When life gets trying, or when the weather is simply awful, it’s always good to have a comfortable book to fall back on. If it introduces characters that later reappear in favourite books and is set in a long hot summer, even better. As you may have realised by now, I collect and love Angela Thirkell novels, and August Folly is one I have recently reread.

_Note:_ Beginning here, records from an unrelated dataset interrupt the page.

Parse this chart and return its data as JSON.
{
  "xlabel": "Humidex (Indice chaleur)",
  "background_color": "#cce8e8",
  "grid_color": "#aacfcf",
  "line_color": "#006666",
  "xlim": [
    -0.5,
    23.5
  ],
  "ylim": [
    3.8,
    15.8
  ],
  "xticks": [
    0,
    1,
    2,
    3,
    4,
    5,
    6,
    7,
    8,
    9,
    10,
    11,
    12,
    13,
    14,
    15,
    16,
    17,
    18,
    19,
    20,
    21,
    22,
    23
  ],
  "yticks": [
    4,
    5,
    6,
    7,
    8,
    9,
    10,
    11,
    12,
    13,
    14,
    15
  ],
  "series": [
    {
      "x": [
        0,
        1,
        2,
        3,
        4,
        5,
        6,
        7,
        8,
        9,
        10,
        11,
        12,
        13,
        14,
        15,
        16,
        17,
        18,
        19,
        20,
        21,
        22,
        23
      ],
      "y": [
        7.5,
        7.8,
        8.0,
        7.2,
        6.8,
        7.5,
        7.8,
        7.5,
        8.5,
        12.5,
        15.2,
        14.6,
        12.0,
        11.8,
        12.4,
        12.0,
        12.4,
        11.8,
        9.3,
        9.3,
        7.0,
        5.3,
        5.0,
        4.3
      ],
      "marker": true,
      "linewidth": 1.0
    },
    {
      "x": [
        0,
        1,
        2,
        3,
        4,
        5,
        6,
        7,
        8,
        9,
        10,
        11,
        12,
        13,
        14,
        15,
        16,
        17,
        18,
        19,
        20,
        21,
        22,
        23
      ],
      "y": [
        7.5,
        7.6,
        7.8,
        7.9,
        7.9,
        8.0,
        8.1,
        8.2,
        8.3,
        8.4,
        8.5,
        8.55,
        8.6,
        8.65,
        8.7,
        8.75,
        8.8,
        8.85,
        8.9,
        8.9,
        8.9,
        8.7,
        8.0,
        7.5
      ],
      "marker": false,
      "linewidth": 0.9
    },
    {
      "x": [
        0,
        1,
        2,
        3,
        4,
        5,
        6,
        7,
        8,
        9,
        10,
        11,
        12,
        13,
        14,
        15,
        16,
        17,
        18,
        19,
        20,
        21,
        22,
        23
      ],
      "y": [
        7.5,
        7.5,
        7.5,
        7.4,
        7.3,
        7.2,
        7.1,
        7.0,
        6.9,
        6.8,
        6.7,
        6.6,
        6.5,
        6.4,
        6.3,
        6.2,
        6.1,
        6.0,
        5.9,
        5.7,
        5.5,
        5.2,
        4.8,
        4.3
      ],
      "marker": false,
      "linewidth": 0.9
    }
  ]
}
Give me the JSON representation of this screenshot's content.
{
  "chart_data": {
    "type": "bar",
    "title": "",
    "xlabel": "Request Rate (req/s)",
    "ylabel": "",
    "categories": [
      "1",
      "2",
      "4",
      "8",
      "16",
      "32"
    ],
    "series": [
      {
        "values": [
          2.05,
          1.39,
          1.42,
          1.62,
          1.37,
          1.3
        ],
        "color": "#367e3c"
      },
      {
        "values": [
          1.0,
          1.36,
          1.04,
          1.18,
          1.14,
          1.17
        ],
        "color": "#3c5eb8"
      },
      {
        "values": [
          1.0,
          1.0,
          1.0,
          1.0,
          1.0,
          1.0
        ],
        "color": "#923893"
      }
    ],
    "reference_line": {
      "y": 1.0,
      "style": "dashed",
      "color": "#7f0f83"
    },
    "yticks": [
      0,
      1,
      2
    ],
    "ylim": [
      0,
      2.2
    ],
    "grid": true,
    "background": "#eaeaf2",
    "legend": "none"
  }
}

This is a pre war novel from Thirkell that was happily reprinted by Virago in 2014, making it easily available for a twenty first century reader. It forms an early instalment of the Barsetshire Chronicles, Thirkell’s sort of series of books describing the lives and loves of several families and institutions in the fictional county which takes in a large chunk of the mid twentieth century. In this volume attention is given to the Tebben family, with a rare insight (for Thirkell) into the married life of a successful female academic. Sadly, she is portrayed as over managing and fussy, but this book also includes a portrait of Betty, about to go to Oxford and keen to discover all she can about her chosen subject, saving the day at a later point. Richard is a recent graduate, lacking in self-confidence, who discovers the divine Mrs Rachel Dean, mother to many children. He falls hopelessly in love, writing poems and hoping for the merest glimpse of his heroine. There is youth, romance and adventures of a donkey, a cat and a bull, all against the background of a play being put on in a barn.
This is not the strongest in the series of novels, but an enjoyable self-contained tale of country life which progresses predictably to its peaceful ending. There are no great character studies, no great crisis, and yet it rolls along so well, so amusingly that it is a pleasure to read. The characters are funny and well developed, each capable of being frustrating and interesting, more than one dimensional with even the most apparently confident having moments of self-doubt. Even the great drama of the life saving is really far more instinctive and funny than it is later reported.
This is not the sharpest, strongest novel in the series, but it equally does not include the snobbery and other negative elements of some of the later books. I enjoyed this gentle, unchallenging tale and found it a great comfort read of insight and fun set in a peaceful summer. It is not a substantial read, but a reassuringly paced novel of characters enjoying romance, food and amateur dramatics.